ここ数日の天気はからりと晴れ、早朝は寒いと思うことさえある。そして午後に短時間の雨。雨が止んだ後は雲が流れ始め、ピンク色の空が1日を贅沢に締めくくる。
今日も例外なく、そんな1日で、いただきますと皆で手を合わせた頃、空は黄色からオレンジ、そしてピンクへと色を変えていく。一口二口食べたところでみんな我慢ならず、外履き用のスリッパで、1人はカメラを持って、1人はスマホを持って、1人は何も持たず、外へと出ていく。私は部屋に戻り自分の充電がいまにも切れそうなカメラを手にして、河原へ走る。いつぶりだろうか、定点観察地まで足を運ぶのは。ピンクに染まった空は待ってくれない、私はカメラ片手に雨上がりで涼しく空気が一掃された森の中を走り河原をめざす。
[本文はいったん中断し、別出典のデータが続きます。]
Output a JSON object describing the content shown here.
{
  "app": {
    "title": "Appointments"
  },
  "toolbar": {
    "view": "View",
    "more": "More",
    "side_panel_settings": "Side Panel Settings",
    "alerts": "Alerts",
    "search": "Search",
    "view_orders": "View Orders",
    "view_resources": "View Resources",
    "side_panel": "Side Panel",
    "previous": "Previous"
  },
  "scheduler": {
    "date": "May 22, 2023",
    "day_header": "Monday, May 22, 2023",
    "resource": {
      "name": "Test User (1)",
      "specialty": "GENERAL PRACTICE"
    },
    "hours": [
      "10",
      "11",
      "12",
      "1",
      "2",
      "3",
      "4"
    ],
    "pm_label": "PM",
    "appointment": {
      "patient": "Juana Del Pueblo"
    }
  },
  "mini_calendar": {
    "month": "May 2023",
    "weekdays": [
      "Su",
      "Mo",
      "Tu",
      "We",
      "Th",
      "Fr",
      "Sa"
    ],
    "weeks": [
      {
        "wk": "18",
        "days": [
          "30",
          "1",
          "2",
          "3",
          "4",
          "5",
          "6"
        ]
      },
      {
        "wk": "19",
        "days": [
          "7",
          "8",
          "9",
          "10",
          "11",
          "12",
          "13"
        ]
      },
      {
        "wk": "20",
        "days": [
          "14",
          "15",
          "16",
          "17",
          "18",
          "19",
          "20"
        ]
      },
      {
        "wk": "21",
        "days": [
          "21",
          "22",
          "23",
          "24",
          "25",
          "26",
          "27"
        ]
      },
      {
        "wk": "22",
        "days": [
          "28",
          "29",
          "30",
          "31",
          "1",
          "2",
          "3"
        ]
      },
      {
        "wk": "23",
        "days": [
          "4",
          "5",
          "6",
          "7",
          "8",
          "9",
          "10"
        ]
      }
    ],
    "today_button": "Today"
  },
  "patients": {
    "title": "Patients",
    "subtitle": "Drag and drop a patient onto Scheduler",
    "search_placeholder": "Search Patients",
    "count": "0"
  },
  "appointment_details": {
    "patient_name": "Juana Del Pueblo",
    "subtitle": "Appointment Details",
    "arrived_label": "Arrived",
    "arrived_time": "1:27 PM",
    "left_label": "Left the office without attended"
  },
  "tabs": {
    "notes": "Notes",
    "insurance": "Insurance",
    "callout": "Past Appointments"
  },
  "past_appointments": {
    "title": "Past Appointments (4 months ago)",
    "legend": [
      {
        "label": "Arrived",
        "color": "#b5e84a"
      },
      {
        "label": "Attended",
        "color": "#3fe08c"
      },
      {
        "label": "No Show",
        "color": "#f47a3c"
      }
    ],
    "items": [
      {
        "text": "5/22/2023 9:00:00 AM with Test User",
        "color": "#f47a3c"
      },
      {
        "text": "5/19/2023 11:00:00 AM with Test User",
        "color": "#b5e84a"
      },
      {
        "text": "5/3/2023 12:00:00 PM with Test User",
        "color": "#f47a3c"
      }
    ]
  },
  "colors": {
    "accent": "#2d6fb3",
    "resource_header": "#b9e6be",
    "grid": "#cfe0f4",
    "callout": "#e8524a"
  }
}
雲の位置は低く、川はいつも通り流れている。ピンク色の空は、グレーへと色を変えていき、1日の終わりを告げてくれる。毎日太陽がのぼり、沈んでいるはずだが、私の身体に太陽が沈んだのは数週間、いや1ヶ月ぶりかもしれない。この時間外に出ることをしていなかった。
帰り道、暗くなった森の中を歩いて小屋に戻る。水たまりを避けながら、どこに足を置こうか考えながら前へ進む。
3ヶ月後の今日は日本からニュージーランドに飛ぶ予定だ。チケットはまだとっていないし、ビザの手続きもこれからだ。が、そんな気がしている。